Так что отныне каждый день Висенте получал вместе со своим ванильным молоком и лепешкой с авокадо неуклонно уменьшающуюся горсть «Вискаса». План рациона учитывал также предпочтения мальчика в еде: от «Вискаса» с лососем, который он, несомненно, любил больше, перешли к корму с мясом, а потом – с курицей, которая нравилась ему меньше всего, что любопытно, ведь, когда дело доходило до «настоящей» еды, Висенте предпочитал курицу мясу, а мясо лососю.
– Теперь я даю ему только немного «Вискаса» с курицей, – пояснила Карла, пока они с Гонсало уплетали севи́че[12] в перуанском ресторане. – Надеюсь уже через несколько недель полностью исключить корм из его питания.
– Вообще-то мне не было противно, но застало врасплох, я ожидал чего-то сладкого.
И сразу же, чтобы сменить тему, Гонсало добавил:
– Знаю, ты не хотела, чтобы я встретился с Висенте.
– Да, не хотела, но, наверное, чему быть – того не миновать, и так должно было случиться, – ответила Карла, словно сама себе.
– Так – это как?
– Без лишних раздумий.
На протяжении следующих недель, прогуливаясь в парке и лакомясь фисташковым мороженым, они начали набрасывать черновик своих семейных отношений, хотя и не были уверены, что он превратится в соответствующую книгу. Гонсало выглядел более восторженным; впрочем, оба вели себя, как писатели, которые, вместо того чтобы погрузиться в трудоемкие изыскания, просто продолжают работать, в надежде, что обилие текста выльется, в конце концов, в несколько приличных страниц. Не существовало никакой причины возвращаться назад или что-то корректировать, или менять размер шрифта, ведь они отлично проводили время и часто смеялись, что было самым желанным, особенно для Карлы. Да, она вернулась, прежде наивно увлекшись жалким субъектом, который сделал ее матерью ребенка, в свою очередь превратившего Карлу в кого-то вроде одинокой добровольной рабыни. Своего сына она обожала, но его появление уничтожило представление о будущем, перспективу, по правде говоря, до конца так и не продуманную или продуманную зыбко, с причудливыми последствиями. Оказавшись загнанной в угол обстоятельствами, она сформулировала новое представление о своем будущем, гораздо более точное, которое не включало в принципе любовь, по крайней мере, ее бурно-дестабилизирующе-страстную разновидность. Кроме того, Карла не занималась поисками отца для своего ребенка или чем-то подобным, а скорее наоборот: воображала себя одинокой, с завалящим любовным приключением вне своего дома, и сосредоточенной на работе и на сыне, – кажется, именно в таком порядке. Впрочем, в то время у нее даже не было нормальной работы. С девяти до пяти она служила секретаршей в юридической фирме своего отца, и хотя ей было не так уж непереносимо отвечать на телефонные звонки, организовывать встречи, обновлять картотеки при неплохой зарплате, числиться секретаршей у отца она считала ежедневным унижением, иногда казавшимся ей заслуженным и почти всегда необратимым.
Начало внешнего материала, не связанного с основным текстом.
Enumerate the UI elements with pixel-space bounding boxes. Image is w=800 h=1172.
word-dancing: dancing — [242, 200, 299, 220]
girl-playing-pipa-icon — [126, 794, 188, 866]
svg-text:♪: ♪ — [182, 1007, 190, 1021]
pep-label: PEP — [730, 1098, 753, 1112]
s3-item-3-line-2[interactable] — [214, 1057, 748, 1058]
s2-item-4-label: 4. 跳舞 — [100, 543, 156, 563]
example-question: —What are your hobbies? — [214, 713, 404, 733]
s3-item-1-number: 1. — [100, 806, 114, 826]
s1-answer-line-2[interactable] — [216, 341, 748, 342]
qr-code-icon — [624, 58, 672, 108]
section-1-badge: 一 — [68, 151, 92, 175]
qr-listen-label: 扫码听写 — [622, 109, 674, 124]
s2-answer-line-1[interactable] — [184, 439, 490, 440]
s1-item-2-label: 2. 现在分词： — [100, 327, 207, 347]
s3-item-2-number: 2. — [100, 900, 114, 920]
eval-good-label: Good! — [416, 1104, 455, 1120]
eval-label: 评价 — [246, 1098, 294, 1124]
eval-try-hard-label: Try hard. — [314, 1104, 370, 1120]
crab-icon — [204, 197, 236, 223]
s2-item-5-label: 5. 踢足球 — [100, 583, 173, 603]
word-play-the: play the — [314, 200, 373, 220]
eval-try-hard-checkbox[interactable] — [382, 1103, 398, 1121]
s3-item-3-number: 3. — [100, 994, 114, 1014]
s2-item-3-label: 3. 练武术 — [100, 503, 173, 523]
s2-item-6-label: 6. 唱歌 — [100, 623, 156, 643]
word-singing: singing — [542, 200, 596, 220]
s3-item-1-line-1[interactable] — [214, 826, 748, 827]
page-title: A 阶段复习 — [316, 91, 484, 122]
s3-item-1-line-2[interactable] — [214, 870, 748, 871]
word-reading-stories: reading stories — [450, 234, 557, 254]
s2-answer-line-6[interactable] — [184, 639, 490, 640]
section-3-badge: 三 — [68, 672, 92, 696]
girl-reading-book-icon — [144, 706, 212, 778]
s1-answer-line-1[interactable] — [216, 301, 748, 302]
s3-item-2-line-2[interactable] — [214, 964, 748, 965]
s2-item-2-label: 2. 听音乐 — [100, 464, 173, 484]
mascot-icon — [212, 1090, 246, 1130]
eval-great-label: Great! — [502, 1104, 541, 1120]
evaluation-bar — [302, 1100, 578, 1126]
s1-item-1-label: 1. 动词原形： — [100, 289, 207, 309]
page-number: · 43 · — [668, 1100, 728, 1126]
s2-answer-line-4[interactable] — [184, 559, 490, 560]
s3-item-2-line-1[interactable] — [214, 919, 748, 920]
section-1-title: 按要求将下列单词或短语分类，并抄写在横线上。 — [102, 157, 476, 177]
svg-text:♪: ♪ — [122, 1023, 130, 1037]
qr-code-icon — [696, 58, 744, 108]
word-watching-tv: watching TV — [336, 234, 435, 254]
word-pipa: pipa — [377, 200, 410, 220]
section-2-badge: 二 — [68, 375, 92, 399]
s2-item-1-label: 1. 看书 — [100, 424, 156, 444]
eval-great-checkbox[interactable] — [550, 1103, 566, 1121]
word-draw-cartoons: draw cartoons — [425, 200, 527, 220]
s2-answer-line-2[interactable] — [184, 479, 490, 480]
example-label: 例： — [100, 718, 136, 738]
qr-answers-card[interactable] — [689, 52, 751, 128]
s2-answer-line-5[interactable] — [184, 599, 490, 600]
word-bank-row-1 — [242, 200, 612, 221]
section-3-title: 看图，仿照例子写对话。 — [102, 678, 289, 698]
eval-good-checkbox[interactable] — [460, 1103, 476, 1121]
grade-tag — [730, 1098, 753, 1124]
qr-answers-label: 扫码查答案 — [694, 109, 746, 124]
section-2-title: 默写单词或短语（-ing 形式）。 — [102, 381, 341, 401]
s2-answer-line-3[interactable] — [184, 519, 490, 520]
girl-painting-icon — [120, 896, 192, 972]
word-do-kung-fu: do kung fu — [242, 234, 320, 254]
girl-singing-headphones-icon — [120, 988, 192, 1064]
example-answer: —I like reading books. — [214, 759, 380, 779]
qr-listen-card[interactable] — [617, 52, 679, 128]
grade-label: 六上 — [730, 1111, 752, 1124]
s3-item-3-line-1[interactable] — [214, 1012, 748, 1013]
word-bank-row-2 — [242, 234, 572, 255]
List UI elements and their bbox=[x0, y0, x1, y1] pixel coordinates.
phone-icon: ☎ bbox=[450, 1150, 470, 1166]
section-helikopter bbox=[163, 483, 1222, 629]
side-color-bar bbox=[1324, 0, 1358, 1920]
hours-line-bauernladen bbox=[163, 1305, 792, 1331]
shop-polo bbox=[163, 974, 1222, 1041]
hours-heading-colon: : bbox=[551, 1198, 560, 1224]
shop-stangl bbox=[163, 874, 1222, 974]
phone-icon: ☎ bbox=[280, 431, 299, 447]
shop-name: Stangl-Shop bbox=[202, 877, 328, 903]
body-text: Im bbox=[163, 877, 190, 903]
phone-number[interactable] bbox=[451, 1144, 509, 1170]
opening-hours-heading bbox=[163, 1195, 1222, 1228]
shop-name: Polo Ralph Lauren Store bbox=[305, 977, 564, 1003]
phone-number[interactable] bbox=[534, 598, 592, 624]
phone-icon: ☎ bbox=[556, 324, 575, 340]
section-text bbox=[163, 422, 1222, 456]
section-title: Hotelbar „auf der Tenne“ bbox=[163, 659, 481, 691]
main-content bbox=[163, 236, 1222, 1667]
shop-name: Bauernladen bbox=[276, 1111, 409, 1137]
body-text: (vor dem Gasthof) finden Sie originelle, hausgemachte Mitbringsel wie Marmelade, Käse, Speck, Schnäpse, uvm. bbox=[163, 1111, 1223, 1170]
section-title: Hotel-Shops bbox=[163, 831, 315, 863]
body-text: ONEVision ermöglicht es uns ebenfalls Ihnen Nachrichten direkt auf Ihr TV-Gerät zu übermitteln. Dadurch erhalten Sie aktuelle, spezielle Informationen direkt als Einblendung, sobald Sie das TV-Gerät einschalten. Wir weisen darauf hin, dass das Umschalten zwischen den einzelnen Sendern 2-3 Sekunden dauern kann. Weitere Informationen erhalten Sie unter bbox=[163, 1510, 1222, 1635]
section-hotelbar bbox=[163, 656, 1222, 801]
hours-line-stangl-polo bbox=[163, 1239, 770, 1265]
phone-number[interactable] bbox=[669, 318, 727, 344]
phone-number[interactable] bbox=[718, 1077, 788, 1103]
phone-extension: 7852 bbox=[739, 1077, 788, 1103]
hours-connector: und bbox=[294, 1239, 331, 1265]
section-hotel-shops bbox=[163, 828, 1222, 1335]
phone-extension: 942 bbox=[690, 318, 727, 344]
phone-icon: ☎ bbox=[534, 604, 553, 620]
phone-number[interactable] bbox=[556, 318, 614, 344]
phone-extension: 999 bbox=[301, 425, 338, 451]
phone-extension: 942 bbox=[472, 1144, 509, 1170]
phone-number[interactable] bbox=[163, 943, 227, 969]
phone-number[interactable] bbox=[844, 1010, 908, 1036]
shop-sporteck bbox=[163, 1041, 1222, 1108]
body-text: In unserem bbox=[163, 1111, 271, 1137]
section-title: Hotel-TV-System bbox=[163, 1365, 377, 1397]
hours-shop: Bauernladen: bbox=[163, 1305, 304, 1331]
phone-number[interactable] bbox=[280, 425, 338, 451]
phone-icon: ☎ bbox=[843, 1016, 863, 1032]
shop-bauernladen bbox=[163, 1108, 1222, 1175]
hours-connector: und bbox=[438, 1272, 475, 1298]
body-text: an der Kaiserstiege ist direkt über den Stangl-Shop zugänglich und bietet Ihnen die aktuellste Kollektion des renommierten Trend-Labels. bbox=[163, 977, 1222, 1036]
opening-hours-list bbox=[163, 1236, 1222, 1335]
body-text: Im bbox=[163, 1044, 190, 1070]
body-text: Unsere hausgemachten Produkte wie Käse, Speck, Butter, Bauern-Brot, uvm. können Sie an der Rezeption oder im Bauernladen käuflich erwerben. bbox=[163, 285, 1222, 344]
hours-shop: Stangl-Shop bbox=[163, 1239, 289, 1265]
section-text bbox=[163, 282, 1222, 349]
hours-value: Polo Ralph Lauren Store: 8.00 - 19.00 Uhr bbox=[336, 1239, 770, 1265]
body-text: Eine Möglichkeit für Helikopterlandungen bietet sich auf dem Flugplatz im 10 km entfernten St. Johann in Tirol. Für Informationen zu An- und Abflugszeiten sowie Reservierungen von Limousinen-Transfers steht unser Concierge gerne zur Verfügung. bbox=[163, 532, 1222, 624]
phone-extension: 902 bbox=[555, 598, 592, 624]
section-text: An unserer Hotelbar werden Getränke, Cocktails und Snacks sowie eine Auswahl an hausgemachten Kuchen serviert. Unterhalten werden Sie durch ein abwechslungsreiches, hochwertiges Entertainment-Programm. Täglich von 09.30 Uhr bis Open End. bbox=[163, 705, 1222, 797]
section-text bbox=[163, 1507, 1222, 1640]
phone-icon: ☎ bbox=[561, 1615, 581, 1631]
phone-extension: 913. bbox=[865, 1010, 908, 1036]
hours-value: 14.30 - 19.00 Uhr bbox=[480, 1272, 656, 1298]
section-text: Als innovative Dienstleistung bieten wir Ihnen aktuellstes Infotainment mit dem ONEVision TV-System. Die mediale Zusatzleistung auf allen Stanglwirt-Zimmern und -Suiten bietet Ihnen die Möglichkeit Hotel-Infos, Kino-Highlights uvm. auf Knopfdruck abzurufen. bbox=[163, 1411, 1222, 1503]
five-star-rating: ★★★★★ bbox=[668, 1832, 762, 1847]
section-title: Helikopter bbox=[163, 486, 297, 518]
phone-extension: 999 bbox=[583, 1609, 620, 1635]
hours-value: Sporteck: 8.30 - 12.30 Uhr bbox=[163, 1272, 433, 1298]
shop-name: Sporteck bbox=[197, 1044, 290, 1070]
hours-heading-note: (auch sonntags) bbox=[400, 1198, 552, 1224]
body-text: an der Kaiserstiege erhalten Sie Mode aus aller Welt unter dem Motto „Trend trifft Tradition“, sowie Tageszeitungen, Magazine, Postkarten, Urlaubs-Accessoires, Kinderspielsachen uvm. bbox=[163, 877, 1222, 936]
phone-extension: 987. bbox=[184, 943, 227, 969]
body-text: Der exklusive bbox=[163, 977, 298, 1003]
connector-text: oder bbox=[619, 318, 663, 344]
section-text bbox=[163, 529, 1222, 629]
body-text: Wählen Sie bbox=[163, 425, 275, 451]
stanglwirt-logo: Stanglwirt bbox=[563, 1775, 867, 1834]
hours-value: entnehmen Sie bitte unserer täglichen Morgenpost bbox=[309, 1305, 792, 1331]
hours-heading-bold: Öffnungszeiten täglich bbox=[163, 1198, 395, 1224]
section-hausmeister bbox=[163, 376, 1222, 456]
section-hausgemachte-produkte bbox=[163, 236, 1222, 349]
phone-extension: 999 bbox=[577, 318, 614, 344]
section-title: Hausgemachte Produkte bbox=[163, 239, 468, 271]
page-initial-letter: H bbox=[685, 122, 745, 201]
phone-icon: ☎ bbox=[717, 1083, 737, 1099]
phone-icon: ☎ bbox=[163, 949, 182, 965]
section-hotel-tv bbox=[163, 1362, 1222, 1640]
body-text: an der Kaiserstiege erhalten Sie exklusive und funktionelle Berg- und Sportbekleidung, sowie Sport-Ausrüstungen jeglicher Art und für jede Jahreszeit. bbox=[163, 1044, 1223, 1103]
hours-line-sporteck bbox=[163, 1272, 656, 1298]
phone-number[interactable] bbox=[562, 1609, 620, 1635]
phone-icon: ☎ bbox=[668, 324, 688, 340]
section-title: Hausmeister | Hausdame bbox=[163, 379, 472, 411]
Внезапное вторжение Гонсало нарушило ее планы. Она не думала, что любит его, хотя не смогла бы и полностью отрицать это. Во всяком случае, Карла не сомневалась, что ей требуется его общество, она хотела видеть его рядом и как можно ближе, тем более что он отнюдь не сопротивлялся. Так что, вероятно, если бы кто-то заставил ее ответить, влюблена ли она, то Карла сказала бы – да, хотя бы для того, чтобы оправдать свои решения, всегда слегка затуманенные сомнениями, что звучит плоховато, ну да ладно, ведь все способно отбрасывать тень.
А что касается Гонсало, то он не только заявил бы о своей любви к Карле, но и провозгласил бы о ней на все четыре стороны. Хотя временами и опасался, что неожиданная семейная жизнь навсегда похоронит его проекты, которые теперь не были столь глупыми и вызывающими, как в подростковом возрасте. На факультете ему удалось заполучить пару стипендий, но все равно он должен был учиться в университете в кредит и потому брался за любую работу – телефониста, курьера, почтальона, писаря-призрака для неграмотных студентов, сочинял рекламные брошюры для сети аптек… Вместо того чтобы заниматься поэзией в университете, Гонсало посвятил себя обучению способам успешной сдачи вступительных экзаменов. Он продолжал планировать свои поездки и будущие книги; тем не менее его главной мечтой стало получить работу, тесно связанную с литературой. А также меньше зависеть от чудесной и в то же время кровожадной кредитной карты, которую он получил в результате того, что расплакался перед сострадательным или рассеянным менеджером банка. Гонсало по-прежнему стремился к достижению хоть какой-то значимости, и его любовь к поэзии оставалась в целости и сохранности, пусть он уже и не грезил стать Пабло Нерудой, Пабло де Рока или Никанором Па́рра, или даже Оскаром Аном, или Клаудио Бертони. Теперь он пытался прослыть хорошим поэтом, не более того; хотел, чтобы его стихи появились в сборниках, быть может, не во всех, но в некоторых, и главное – в хороших.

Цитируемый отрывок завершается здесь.